The Boosters started their fundraising efforts this year even before school began. More than 50 parents of music students poured various wines at more than 25 stations during the Wyandotte 3rd Friday Wine Crawl Aug. 21 in an effort to raise $35,000 for the repair to begin on the Steinway grand piano, which is housed at Roosevelt High School. The city gave the Boosters a monetary donation for each chip they collected for wine sales at the event.
While the Wine Crawl was heavily publicized; the piano fundraiser was not. Few people who approached the tables knew their chips were helping raise money for the Boosters.
“I would have drank so much more if you had told me this in advance,” said Allen Stock, 33, of Grosse Ile Township. “I try and support the arts because I believe that people need the diversity in their education. There is so much more you can do as an individual if you can use both sides of your brain. Apple Corporation would never have made it if it could just think logically.”
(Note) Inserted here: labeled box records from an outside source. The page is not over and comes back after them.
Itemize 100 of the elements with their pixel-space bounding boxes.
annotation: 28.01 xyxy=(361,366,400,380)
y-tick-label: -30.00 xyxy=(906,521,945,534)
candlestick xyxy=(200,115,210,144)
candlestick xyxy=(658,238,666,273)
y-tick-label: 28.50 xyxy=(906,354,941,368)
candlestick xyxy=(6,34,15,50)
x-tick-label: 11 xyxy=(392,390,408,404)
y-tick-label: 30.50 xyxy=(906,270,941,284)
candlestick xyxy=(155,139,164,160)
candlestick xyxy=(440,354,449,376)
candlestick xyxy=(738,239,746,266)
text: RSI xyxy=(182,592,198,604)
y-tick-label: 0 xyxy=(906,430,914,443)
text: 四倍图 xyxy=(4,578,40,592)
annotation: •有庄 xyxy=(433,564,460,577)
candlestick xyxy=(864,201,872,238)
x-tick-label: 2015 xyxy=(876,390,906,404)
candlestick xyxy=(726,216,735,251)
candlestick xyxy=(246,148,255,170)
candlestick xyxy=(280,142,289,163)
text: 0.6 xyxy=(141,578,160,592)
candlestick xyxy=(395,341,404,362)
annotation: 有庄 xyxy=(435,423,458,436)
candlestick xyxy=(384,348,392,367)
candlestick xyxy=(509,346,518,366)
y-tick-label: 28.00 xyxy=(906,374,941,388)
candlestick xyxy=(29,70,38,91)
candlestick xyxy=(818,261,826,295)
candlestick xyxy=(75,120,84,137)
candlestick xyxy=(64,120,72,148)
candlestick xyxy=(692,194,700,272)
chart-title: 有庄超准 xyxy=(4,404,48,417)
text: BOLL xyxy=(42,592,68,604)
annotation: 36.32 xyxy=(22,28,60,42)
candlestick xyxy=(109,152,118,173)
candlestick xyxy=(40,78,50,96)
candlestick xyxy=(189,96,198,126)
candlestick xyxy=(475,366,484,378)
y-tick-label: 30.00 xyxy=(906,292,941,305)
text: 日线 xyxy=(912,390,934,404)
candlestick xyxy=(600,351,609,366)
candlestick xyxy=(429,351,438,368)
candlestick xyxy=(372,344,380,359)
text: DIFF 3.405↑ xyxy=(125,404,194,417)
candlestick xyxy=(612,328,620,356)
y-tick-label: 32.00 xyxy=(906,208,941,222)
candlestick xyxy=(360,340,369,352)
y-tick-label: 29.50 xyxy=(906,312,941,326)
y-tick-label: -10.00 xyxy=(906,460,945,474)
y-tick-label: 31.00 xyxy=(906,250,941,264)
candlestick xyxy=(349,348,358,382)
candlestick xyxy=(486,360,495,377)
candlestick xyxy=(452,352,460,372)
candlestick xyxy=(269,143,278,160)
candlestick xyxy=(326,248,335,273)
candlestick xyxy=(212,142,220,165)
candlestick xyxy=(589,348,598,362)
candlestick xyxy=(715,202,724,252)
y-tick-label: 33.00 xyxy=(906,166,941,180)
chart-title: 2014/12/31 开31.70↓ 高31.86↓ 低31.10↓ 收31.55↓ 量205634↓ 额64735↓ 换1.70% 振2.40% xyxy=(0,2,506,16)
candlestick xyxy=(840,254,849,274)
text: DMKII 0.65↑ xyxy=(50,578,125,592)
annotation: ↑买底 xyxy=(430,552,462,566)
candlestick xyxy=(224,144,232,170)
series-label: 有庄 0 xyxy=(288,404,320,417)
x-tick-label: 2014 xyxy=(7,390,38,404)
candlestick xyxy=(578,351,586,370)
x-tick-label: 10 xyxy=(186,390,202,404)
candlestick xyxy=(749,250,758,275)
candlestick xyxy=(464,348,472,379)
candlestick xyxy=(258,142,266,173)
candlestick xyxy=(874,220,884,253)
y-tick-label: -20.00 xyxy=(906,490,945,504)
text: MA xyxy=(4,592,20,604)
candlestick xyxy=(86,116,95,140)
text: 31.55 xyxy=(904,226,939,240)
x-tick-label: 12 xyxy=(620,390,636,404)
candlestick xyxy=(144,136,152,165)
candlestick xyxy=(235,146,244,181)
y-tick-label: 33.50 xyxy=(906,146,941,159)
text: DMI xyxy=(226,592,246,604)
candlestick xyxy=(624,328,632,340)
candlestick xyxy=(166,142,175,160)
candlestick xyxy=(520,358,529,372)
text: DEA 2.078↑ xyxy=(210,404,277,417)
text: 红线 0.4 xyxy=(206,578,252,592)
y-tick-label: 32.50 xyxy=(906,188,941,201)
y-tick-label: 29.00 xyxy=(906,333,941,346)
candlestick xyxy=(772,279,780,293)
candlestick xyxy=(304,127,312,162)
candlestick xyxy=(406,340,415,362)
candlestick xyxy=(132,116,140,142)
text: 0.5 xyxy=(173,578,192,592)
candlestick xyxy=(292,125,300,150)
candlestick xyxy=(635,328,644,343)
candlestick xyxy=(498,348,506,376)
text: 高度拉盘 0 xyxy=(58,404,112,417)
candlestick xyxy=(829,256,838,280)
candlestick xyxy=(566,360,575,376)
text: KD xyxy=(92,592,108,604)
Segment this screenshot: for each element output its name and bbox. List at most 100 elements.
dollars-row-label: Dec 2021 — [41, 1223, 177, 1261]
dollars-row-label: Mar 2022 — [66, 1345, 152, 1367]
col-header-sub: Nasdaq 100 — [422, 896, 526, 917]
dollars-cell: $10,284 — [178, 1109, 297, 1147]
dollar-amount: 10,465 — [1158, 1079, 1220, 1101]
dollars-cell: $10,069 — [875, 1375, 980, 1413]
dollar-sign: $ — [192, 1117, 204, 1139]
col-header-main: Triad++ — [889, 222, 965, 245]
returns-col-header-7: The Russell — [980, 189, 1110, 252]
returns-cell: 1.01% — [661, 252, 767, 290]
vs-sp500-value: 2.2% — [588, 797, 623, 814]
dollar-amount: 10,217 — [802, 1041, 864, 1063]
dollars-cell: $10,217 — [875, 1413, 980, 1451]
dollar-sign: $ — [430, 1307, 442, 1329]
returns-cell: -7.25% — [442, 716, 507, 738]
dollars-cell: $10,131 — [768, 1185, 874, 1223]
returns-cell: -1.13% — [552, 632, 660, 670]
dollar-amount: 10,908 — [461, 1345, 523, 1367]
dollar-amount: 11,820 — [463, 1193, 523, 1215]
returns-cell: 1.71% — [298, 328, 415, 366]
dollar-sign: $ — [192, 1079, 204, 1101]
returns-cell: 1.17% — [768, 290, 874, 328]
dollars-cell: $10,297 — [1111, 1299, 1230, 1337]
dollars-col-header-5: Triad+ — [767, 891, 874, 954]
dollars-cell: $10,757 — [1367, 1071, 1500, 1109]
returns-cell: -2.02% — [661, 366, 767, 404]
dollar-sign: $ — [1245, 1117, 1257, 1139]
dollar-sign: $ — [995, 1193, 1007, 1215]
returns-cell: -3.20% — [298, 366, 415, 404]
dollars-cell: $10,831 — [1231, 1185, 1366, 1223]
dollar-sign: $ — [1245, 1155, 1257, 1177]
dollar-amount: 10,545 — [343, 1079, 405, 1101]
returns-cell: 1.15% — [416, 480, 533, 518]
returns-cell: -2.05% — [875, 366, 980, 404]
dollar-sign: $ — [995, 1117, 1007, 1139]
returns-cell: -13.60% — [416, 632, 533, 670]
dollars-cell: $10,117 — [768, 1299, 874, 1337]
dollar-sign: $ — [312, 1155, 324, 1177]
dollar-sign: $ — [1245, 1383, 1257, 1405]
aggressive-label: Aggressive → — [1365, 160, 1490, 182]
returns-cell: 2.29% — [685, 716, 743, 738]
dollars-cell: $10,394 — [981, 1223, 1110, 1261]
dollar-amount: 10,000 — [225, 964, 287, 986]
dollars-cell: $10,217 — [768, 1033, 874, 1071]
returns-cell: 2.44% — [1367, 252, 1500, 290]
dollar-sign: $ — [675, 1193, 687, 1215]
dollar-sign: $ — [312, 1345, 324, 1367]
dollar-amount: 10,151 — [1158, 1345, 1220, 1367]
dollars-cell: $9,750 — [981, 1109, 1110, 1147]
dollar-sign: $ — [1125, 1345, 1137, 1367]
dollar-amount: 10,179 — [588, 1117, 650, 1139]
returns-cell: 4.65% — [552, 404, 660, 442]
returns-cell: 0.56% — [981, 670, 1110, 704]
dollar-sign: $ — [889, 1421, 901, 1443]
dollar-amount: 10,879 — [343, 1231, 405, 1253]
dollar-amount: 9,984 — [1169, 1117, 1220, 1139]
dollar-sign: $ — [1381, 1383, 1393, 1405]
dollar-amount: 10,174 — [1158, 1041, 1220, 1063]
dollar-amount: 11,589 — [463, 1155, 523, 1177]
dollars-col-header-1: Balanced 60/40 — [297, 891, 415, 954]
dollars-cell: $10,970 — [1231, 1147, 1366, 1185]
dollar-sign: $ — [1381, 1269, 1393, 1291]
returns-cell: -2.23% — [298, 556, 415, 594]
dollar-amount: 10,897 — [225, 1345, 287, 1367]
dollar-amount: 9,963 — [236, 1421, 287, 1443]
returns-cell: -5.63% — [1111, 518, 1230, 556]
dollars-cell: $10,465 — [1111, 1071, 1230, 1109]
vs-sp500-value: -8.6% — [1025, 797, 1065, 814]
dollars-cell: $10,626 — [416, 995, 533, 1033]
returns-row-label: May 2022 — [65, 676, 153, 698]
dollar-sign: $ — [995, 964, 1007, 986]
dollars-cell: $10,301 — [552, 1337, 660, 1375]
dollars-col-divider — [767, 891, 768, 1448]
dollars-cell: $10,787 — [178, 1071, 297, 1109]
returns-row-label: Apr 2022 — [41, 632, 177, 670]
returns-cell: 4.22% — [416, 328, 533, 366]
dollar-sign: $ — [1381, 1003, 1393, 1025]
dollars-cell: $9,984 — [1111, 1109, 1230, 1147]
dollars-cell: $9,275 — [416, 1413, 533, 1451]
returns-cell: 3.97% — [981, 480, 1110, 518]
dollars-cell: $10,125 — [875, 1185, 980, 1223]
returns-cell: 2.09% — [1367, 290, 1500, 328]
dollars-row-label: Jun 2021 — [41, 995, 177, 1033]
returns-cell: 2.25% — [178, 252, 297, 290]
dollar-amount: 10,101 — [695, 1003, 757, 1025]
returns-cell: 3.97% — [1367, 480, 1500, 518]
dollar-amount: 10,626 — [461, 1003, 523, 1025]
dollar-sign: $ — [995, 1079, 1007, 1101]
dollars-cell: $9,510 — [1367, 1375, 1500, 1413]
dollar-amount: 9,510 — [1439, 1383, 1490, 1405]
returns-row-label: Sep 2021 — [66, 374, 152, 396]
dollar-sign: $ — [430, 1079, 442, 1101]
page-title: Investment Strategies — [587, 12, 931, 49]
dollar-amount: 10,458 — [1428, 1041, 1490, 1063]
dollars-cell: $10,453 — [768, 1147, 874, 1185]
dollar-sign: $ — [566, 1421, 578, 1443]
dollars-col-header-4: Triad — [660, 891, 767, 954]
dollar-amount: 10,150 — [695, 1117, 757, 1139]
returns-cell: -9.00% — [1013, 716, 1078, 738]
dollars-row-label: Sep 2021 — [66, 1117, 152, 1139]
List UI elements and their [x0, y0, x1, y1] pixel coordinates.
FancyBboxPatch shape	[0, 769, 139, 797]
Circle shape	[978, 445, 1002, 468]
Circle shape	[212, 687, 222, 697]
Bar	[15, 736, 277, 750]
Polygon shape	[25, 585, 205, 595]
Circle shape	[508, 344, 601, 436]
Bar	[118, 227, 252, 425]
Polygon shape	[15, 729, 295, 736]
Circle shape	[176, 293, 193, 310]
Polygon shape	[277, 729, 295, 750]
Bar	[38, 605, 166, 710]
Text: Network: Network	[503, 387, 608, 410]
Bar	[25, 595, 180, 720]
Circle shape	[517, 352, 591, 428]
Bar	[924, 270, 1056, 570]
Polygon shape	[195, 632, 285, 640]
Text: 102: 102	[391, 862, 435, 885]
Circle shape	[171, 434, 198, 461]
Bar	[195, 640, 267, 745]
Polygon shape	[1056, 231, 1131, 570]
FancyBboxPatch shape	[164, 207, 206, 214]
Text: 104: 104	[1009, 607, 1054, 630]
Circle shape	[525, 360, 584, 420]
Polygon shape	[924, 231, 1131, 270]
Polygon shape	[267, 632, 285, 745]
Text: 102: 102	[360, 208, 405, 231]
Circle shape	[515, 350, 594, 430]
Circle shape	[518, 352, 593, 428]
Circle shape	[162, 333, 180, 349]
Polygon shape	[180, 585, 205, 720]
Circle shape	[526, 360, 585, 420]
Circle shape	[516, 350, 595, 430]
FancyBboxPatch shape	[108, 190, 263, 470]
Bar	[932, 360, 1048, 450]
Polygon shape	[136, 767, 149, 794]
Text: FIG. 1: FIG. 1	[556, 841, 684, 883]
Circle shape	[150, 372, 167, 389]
The piano was purchased by the district in 1917 and countless students have used the piano over the years.
“Every student that has ever gone through the music program has used this piano in some way,” said Denise Green, fundraising chairwoman of the Wyandotte Music Boosters.
The piano, however, currently sets dormant in the choir room at Roosevelt High School and has not been used in about five years, because it can no longer carry a tune, has two cracked legs, and the action of the piano is dead.
“It is just like if you were to look at a person that is 100 years old,” said Kathy Kane, head of the districts music department. ‘It is withered. The keys don’t respond well. It won’t carry a tune. A couple of legs are cracked.”
Kane then came up with the idea to have the piano repaired for its 100th anniversary in 2017. A representative from Steinway looked at the piano informally three years ago and deemed it to be worth repairing and gave a estimate of the total cost at $50,000 to $60,000.
In order to have the piano repaired, the school must have half of the cost of the repair as a down payment for Steinway to begin the year-long process of refurbishing the piano.
“The representative from Steinway was excited to see that we were interested in repairing the piano,” Kane said. “Most people just junk them when they get old, and therefore antique pianos are rare, and this will increase the value of the piano by threefold.”
Kane said the value of the piano will go from the $35,000 to $50,000 being charged for the repair to a value in the hundreds of thousands of dollars.
The repair will make the piano considered “new” by Steinway. Workers will disassemble the piano, repair and or replace parts, and restring and tune it at Steinway headquarters in New York City.
The Boosters would like to have all the money raised by the end of the 2015-16 school year so the piano can be restored in time for its 100th anniversary in the fall of 2017.
The Boosters have yet to find out how much money they raised through the Wine Crawl. They are looking into the possibility of continuing their fundraising efforts at the 3rd Friday Beer Crawl Sept. 18 and through several other events which have yet to be determined.
“This was just the first thing that we have done for the piano,” Kane said.
The music department will solicit money for this project by sending letters to alumni requesting donations, and is looking into the possibility of obtaining grants.
The department and the boosters are very grateful for the continuing support of the Wyandotte Business Association and the city of Wyandotte for their continuing support.
“What I’m really excited about is how many more generations of children are going to be affected by it,” Kane said. “How many generations have already been affected by it? It’s pretty awesome!”